There are several methods of cross writing. The writer can write directly on top of the original words; write in the margins; or write a second page between the lines of the first. The latter two methods are more legible, but offer less extra space.

While cross writing saved on the often high cost of paper, that was not its only purpose. In the early days of postal delivery, from sixteenth century England to the Pony Express, postage was often charged per page. This further raised the cost of a letter. Cross writing added some privacy to personal correspondence, because it took extra effort to read between (or through) the lines.

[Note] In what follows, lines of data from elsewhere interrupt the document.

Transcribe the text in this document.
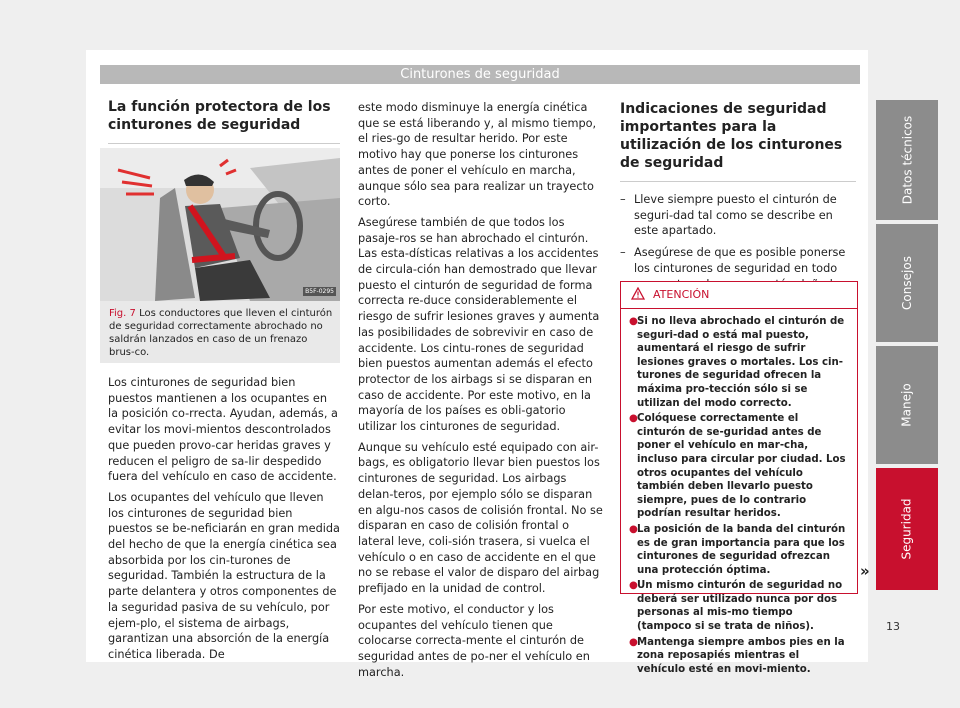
Cinturones de seguridad
La función protectora de los cinturones de seguridad
B5F-0295
Fig. 7 Los conductores que lleven el cinturón de seguridad correctamente abrochado no saldrán lanzados en caso de un frenazo brus-co.

Los cinturones de seguridad bien puestos mantienen a los ocupantes en la posición co-rrecta. Ayudan, además, a evitar los movi-mientos descontrolados que pueden provo-car heridas graves y reducen el peligro de sa-lir despedido fuera del vehículo en caso de accidente.

Los ocupantes del vehículo que lleven los cinturones de seguridad bien puestos se be-neficiarán en gran medida del hecho de que la energía cinética sea absorbida por los cin-turones de seguridad. También la estructura de la parte delantera y otros componentes de la seguridad pasiva de su vehículo, por ejem-plo, el sistema de airbags, garantizan una absorción de la energía cinética liberada. De

este modo disminuye la energía cinética que se está liberando y, al mismo tiempo, el ries-go de resultar herido. Por este motivo hay que ponerse los cinturones antes de poner el vehículo en marcha, aunque sólo sea para realizar un trayecto corto.

Asegúrese también de que todos los pasaje-ros se han abrochado el cinturón. Las esta-dísticas relativas a los accidentes de circula-ción han demostrado que llevar puesto el cinturón de seguridad de forma correcta re-duce considerablemente el riesgo de sufrir lesiones graves y aumenta las posibilidades de sobrevivir en caso de accidente. Los cintu-rones de seguridad bien puestos aumentan además el efecto protector de los airbags si se disparan en caso de accidente. Por este motivo, en la mayoría de los países es obli-gatorio utilizar los cinturones de seguridad.

Aunque su vehículo esté equipado con air-bags, es obligatorio llevar bien puestos los cinturones de seguridad. Los airbags delan-teros, por ejemplo sólo se disparan en algu-nos casos de colisión frontal. No se disparan en caso de colisión frontal o lateral leve, coli-sión trasera, si vuelca el vehículo o en caso de accidente en el que no se rebase el valor de disparo del airbag prefijado en la unidad de control.

Por este motivo, el conductor y los ocupantes del vehículo tienen que colocarse correcta-mente el cinturón de seguridad antes de po-ner el vehículo en marcha.

Indicaciones de seguridad importantes para la utilización de los cinturones de seguridad
– Lleve siempre puesto el cinturón de seguri-dad tal como se describe en este apartado.
– Asegúrese de que es posible ponerse los cinturones de seguridad en todo
ATENCIÓN
● Si no lleva abrochado el cinturón de seguri-dad o está mal puesto, aumentará el riesgo de sufrir lesiones graves o mortales. Los cin-turones de seguridad ofrecen la máxima pro-tección sólo si se utilizan del modo correcto.
● Colóquese correctamente el cinturón de se-guridad antes de poner el vehículo en mar-cha, incluso para circular por ciudad. Los otros ocupantes del vehículo también deben llevarlo puesto siempre, pues de lo contrario podrían resultar heridos.
● La posición de la banda del cinturón es de gran importancia para que los cinturones de seguridad ofrezcan una protección óptima.
● Un mismo cinturón de seguridad no deberá ser utilizado nunca por dos personas al mis-mo tiempo (tampoco si se trata de niños).
● Mantenga siempre ambos pies en la zona reposapiés mientras el vehículo esté en movi-miento.
»
Datos técnicos
Consejos
Manejo
Seguridad
13
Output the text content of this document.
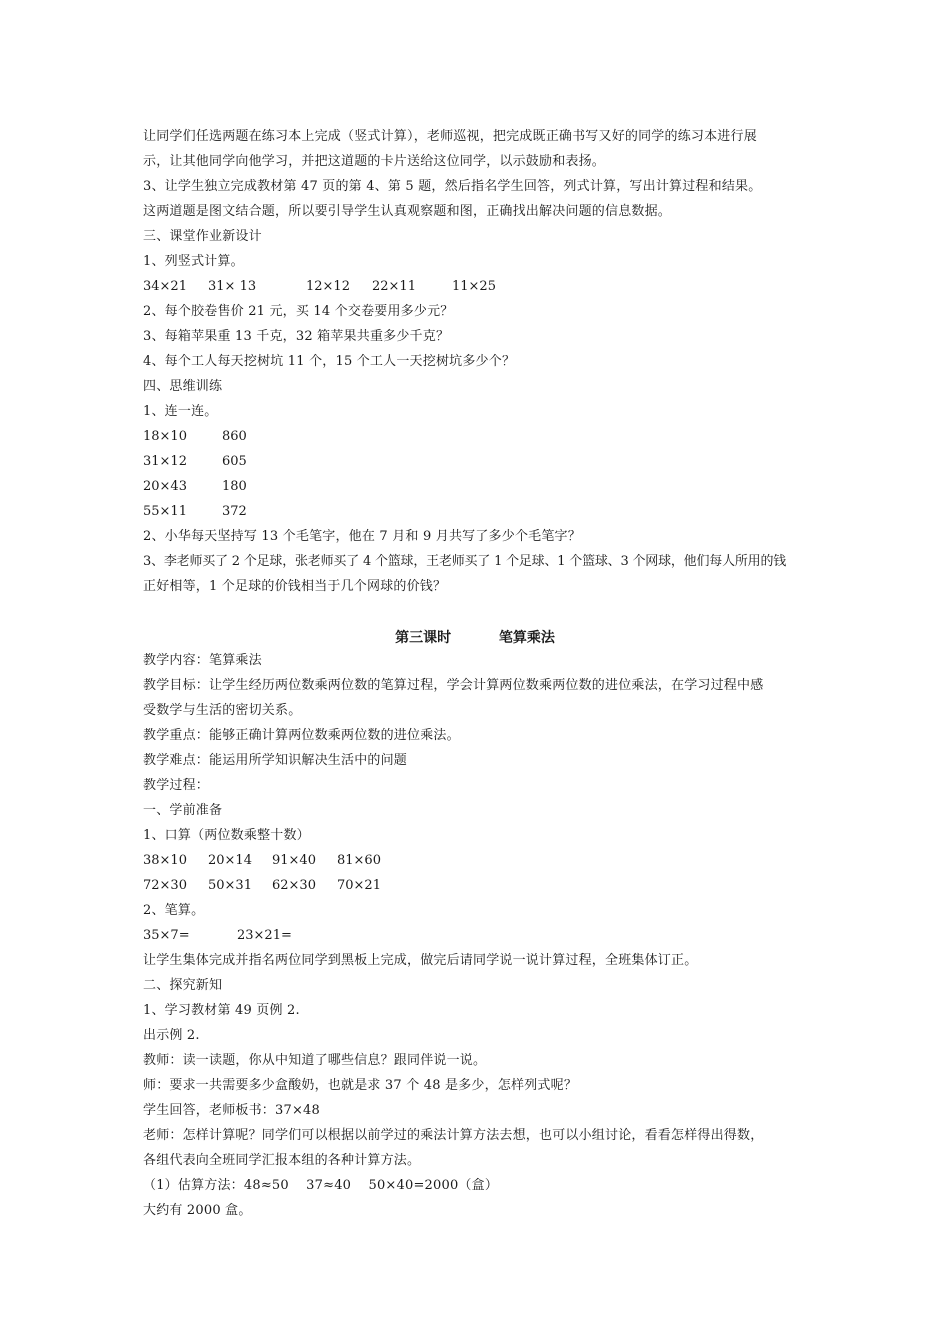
让同学们任选两题在练习本上完成（竖式计算），老师巡视，把完成既正确书写又好的同学的练习本进行展
示，让其他同学向他学习，并把这道题的卡片送给这位同学，以示鼓励和表扬。
3、让学生独立完成教材第 47 页的第 4、第 5 题，然后指名学生回答，列式计算，写出计算过程和结果。
这两道题是图文结合题，所以要引导学生认真观察题和图，正确找出解决问题的信息数据。
三、课堂作业新设计
1、列竖式计算。
34×21 31× 13	12×12 22×11	11×25
2、每个胶卷售价 21 元，买 14 个交卷要用多少元？
3、每箱苹果重 13 千克，32 箱苹果共重多少千克？
4、每个工人每天挖树坑 11 个，15 个工人一天挖树坑多少个？
四、思维训练
1、连一连。
18×10	860
31×12	605
20×43	180
55×11	372
2、小华每天坚持写 13 个毛笔字，他在 7 月和 9 月共写了多少个毛笔字？
3、李老师买了 2 个足球，张老师买了 4 个篮球，王老师买了 1 个足球、1 个篮球、3 个网球，他们每人所用的钱
正好相等，1 个足球的价钱相当于几个网球的价钱？
第三课时	笔算乘法
教学内容：笔算乘法
教学目标：让学生经历两位数乘两位数的笔算过程，学会计算两位数乘两位数的进位乘法，在学习过程中感
受数学与生活的密切关系。
教学重点：能够正确计算两位数乘两位数的进位乘法。
教学难点：能运用所学知识解决生活中的问题
教学过程：
一、学前准备
1、口算（两位数乘整十数）
38×10 20×14 91×40 81×60
72×30 50×31 62×30 70×21
2、笔算。
35×7=	23×21=
让学生集体完成并指名两位同学到黑板上完成，做完后请同学说一说计算过程，全班集体订正。
二、探究新知
1、学习教材第 49 页例 2.
出示例 2.
教师：读一读题，你从中知道了哪些信息？跟同伴说一说。
师：要求一共需要多少盒酸奶，也就是求 37 个 48 是多少，怎样列式呢？
学生回答，老师板书：37×48
老师：怎样计算呢？同学们可以根据以前学过的乘法计算方法去想，也可以小组讨论，看看怎样得出得数，
各组代表向全班同学汇报本组的各种计算方法。
（1）估算方法：48≈50    37≈40    50×40=2000（盒）
大约有 2000 盒。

Sophronia Crosby's letters, which are scanned in at http://clio.fivecolleges.edu/mhc/banister/a/2, are an excellent example of cross written margins. The Papers of Philander Chase project, at http://www2.kenyon.edu/khistory/chase/exhibit/earlyknoxcounty/slide24.htm, has beautiful pictures of cross writing done fully.

Sometimes letters were even "re-crossed," which meant writing the third and fourth pages in crossed style and then going back to page one/three, turning it forty-five degrees, and cross writing over it again. This way six pages of writing could fit onto one sheet of writing paper. History 4U describes the problems that this causes researchers when six layers of ink have bled through a piece of paper already several centuries old, and even includes a picture of a document with three layers of cross writing at http://www.history4u.info/page18.html.

Although cross writing was a very common practice before the age of typing, it was not always a popular one. In Eight or Nine Wise Words About Letter Writing, Charles Dodgson wrote, "When you get to the end of a notesheet, and find you have more to say, take another piece of paper--a whole sheet, or a scrap, as the case may demand: but whatever you do, don’t cross! Remember the old proverb 'Cross-writing makes cross reading'. 'The old proverb?' you say, inquiringly. 'How old?' Well, not so very ancient, I must confess. In fact, I’m afraid I invented it while writing this paragraph!"